It goes without saying that the stress of making tough decisions can influence even the most seasoned managers to make mistakes. Amongst the many strategies, deadlines and demands, it can be easy to overlook the heart of the company - the people.
In times of change, staff can find themselves fighting against unrealistic and conflicting goals in the workplace without proper oversight. Unrealistic targets, impossible deadlines or inadequate budgets can all play a factor that contributes towards these challenges.
Related: Why is employee engagement so important?
Short-term ramifications of unrealistic goals
Setting goals which push staff to achieve their best can lead to very positive results.
On the other hand, setting unrealistic goals can have a negative impact on employees and the business. Here are some of the effects that may occur in the short-term:
Missed delivery dates
Setting unrealistic expectations means that it’s increasingly unlikely that your team will be able to achieve them.
If your team regularly misses targets, this could lead to questions raised from your own manager, asking why your team are underachieving.
Related: 6 ways to motivate your staff
Reduced work quality
To achieve unrealistic expectations, employees may be forced to rush work, cut corners and not take proper care.

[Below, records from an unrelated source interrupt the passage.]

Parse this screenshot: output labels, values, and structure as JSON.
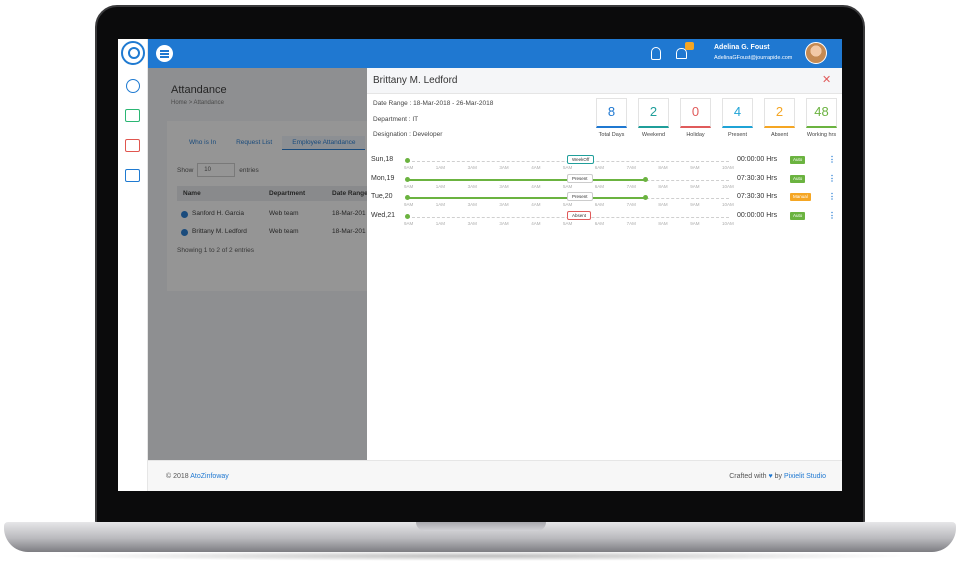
{
  "topbar": {
    "user_name": "Adelina G. Foust",
    "user_email": "AdelinaGFoust@jourrapide.com"
  },
  "page": {
    "title": "Attandance",
    "breadcrumb_home": "Home",
    "breadcrumb_sep": ">",
    "breadcrumb_current": "Attandance"
  },
  "tabs": [
    "Who is In",
    "Request List",
    "Employee Attandance"
  ],
  "table": {
    "show_label": "Show",
    "entries_value": "10",
    "entries_label": "entries",
    "headers": [
      "Name",
      "Department",
      "Date Range"
    ],
    "rows": [
      {
        "name": "Sanford H. Garcia",
        "department": "Web team",
        "date": "18-Mar-201"
      },
      {
        "name": "Brittany M. Ledford",
        "department": "Web team",
        "date": "18-Mar-201"
      }
    ],
    "info": "Showing 1 to 2 of 2 entries"
  },
  "panel": {
    "title": "Brittany M. Ledford",
    "date_range": "Date Range : 18-Mar-2018 - 26-Mar-2018",
    "department": "Department : IT",
    "designation": "Designation : Developer",
    "stats": [
      {
        "value": "8",
        "label": "Total Days",
        "color": "#1f78d1"
      },
      {
        "value": "2",
        "label": "Weekend",
        "color": "#1f9e9a"
      },
      {
        "value": "0",
        "label": "Holiday",
        "color": "#e05b5b"
      },
      {
        "value": "4",
        "label": "Present",
        "color": "#1fa3d6"
      },
      {
        "value": "2",
        "label": "Absent",
        "color": "#f5a623"
      },
      {
        "value": "48",
        "label": "Working hrs",
        "color": "#6bb340"
      }
    ],
    "ticks": [
      "9AM",
      "1AM",
      "3AM",
      "3AM",
      "4AM",
      "5AM",
      "6AM",
      "7AM",
      "8AM",
      "9AM",
      "10AM"
    ],
    "timeline": [
      {
        "day": "Sun,18",
        "tag": "WeekOff",
        "hours": "00:00:00 Hrs",
        "badge": "Auto",
        "badge_color": "#6bb340",
        "bar_start": 0,
        "bar_end": 0
      },
      {
        "day": "Mon,19",
        "tag": "Present",
        "hours": "07:30:30 Hrs",
        "badge": "Auto",
        "badge_color": "#6bb340",
        "bar_start": 0,
        "bar_end": 0.74
      },
      {
        "day": "Tue,20",
        "tag": "Present",
        "hours": "07:30:30 Hrs",
        "badge": "Manual",
        "badge_color": "#f5a623",
        "bar_start": 0,
        "bar_end": 0.74
      },
      {
        "day": "Wed,21",
        "tag": "Absent",
        "hours": "00:00:00 Hrs",
        "badge": "Auto",
        "badge_color": "#6bb340",
        "bar_start": 0,
        "bar_end": 0
      }
    ]
  },
  "footer": {
    "copyright": "© 2018",
    "company": "AtoZinfoway",
    "crafted": "Crafted with",
    "by": "by",
    "studio": "Pixielit Studio"
  }
}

This can lead to mistakes and poor quality outcomes.
If you set your budget based on unrealistic expectations, you may be surprised when project costs overrun.
If your deadline is also unrealistic, staff may need to spend longer on the project and work overtime, which all adds to your overall cost.
Increase in absenteeism
If expectations of employees are too high, this could lead to them taking time off work for stress related illnesses.

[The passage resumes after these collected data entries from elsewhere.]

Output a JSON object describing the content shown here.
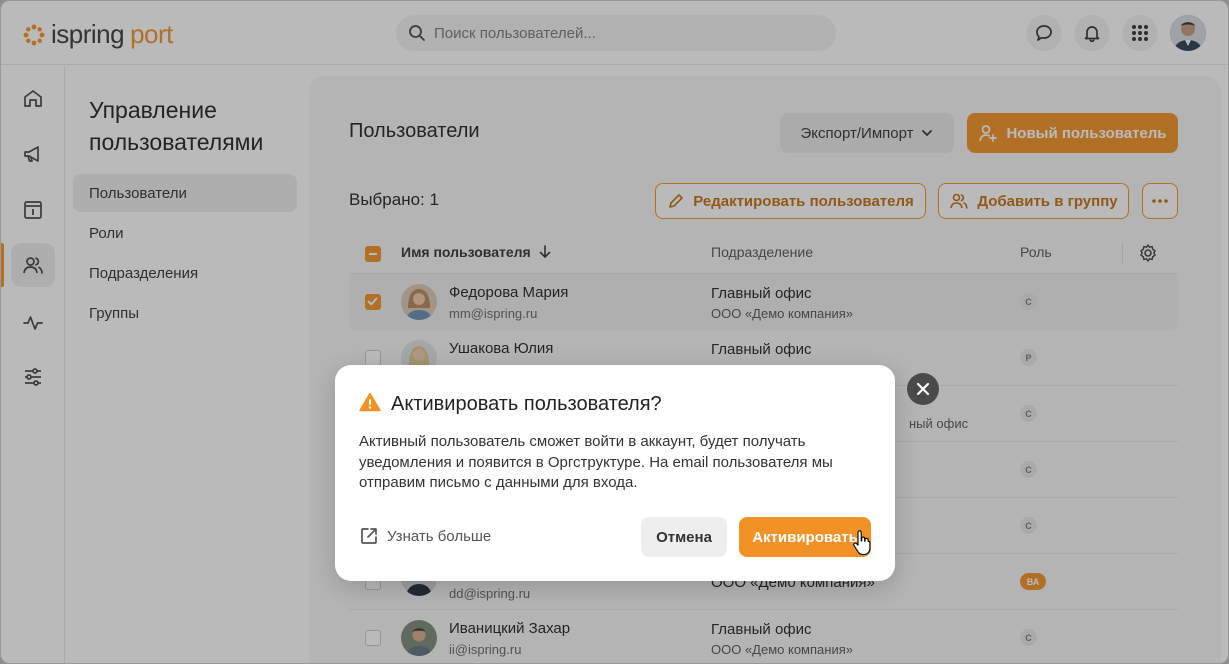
{
  "brand": {
    "word1": "ispring",
    "word2": "port",
    "accent": "#f29226"
  },
  "search": {
    "placeholder": "Поиск пользователей..."
  },
  "topbar_icons": [
    "chat-icon",
    "bell-icon",
    "apps-grid-icon"
  ],
  "rail": [
    "home-icon",
    "megaphone-icon",
    "info-card-icon",
    "users-icon",
    "activity-icon",
    "sliders-icon"
  ],
  "side": {
    "title": "Управление пользователями",
    "items": [
      "Пользователи",
      "Роли",
      "Подразделения",
      "Группы"
    ]
  },
  "main": {
    "title": "Пользователи",
    "export_label": "Экспорт/Импорт",
    "new_user_label": "Новый пользователь",
    "selected_label": "Выбрано: 1",
    "edit_label": "Редактировать пользователя",
    "add_group_label": "Добавить в группу",
    "columns": {
      "name": "Имя пользователя",
      "dept": "Подразделение",
      "role": "Роль"
    }
  },
  "rows": [
    {
      "name": "Федорова Мария",
      "email": "mm@ispring.ru",
      "dept": "Главный офис",
      "company": "ООО «Демо компания»",
      "role": "С",
      "checked": true
    },
    {
      "name": "Ушакова Юлия",
      "email": "",
      "dept": "Главный офис",
      "company": "",
      "role": "Р",
      "checked": false
    },
    {
      "name": "",
      "email": "",
      "dept": "ный офис",
      "company": "",
      "role": "С",
      "checked": false
    },
    {
      "name": "",
      "email": "",
      "dept": "",
      "company": "",
      "role": "С",
      "checked": false
    },
    {
      "name": "",
      "email": "",
      "dept": "",
      "company": "",
      "role": "С",
      "checked": false
    },
    {
      "name": "",
      "email": "dd@ispring.ru",
      "dept": "",
      "company": "ООО «Демо компания»",
      "role": "ВА",
      "checked": false
    },
    {
      "name": "Иваницкий Захар",
      "email": "ii@ispring.ru",
      "dept": "Главный офис",
      "company": "ООО «Демо компания»",
      "role": "С",
      "checked": false
    }
  ],
  "modal": {
    "title": "Активировать пользователя?",
    "body": "Активный пользователь сможет войти в аккаунт, будет получать уведомления и появится в Оргструктуре. На email пользователя мы отправим письмо с данными для входа.",
    "learn_more": "Узнать больше",
    "cancel": "Отмена",
    "activate": "Активировать"
  }
}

This only increases the pressure, as the rest of your team will need to meet set targets with one less pair of hands.
Long-term consequences of conflicting goals
Setting unrealistic expectations can also impact your business in the long-term too. Here are some of the long-lasting effects to consider:
Low staff morale
Staff often get a buzz from hitting their targets. However, if that goal is constantly unrealistic, employees can feel like they’re not achieving.
This can impact self-esteem, motivation, and productivity, which can damage your bottom-line.
Related: 5 benefits of good staff morale
Staff may aim lower
If targets are regularly set too high, staff will constantly fail to meet them. Over time, this failure can almost become accepted.
As a result, staff may no longer try their absolute hardest, even if targets are lowered. This can have a detrimental effect on all future projects.
Staff want to feel like they’re achieving their targets but are instead constantly being set up for failure.
So, if you keep asking for the impossible, you can quickly lose the respect of your whole team.
Higher employee turnover
If staff feel like they can never, and will never, be able to meet your unrealistic expectations, they may feel like their only option is to resign.
Not only do you lose valuable knowledge and expertise, there’s even more chance that the remainder of your team will begin to exit your company.
Related: 4 ways to recognise your employees
How to avoid setting unrealistic expectations
As you can see, setting unrealistic expectations for staff can have serious ramifications. It can not only effect employees themselves, but also the business and ultimately its success. It’s therefore important for this behaviour to stop.
Make a change now by following these six steps:
1. Recognise the issues
The first step is touching base with your team and asking for feedback. Review previous projects, or ask your team if they think your targets are fair or unobtainable.
2. Think before setting expectations
Just because you want something to be completed within a month, doesn’t mean it can be completed in that timeframe.
Take a step back and consider the amount of work required and what resources you have available, before setting a deadline. This also applies to expectations that are being pushed on you from above too.
3. Clearly define requirements
Whilst deadlines may at first seem reasonable, these can quickly become unrealistic if more requirements are added.
To avoid any surprises or missed deadlines, clearly outline requirements and targets right from the start.
Related: 7 key employee engagement factors that really matter to staff
4. Use your employee’s experience
Instead of relying on guesswork, speak to your team about how long they think a project will take and what resources will be needed.
You may even find that if they are involved in setting deadlines and budgets, they will be more committed to meeting them.
If you realise you’re not going to make a certain deadline, don’t just let staff struggle. Discuss with staff how much longer they need.
This will give employees something more realistic and achievable to aim for.
6. Support your staff
Instead of setting expectations and then putting increased pressure on staff to perform, try supporting your team as much as possible (this might include mentoring) to help them achieve the best they can.
Remember that the best leaders don’t manage; they lead.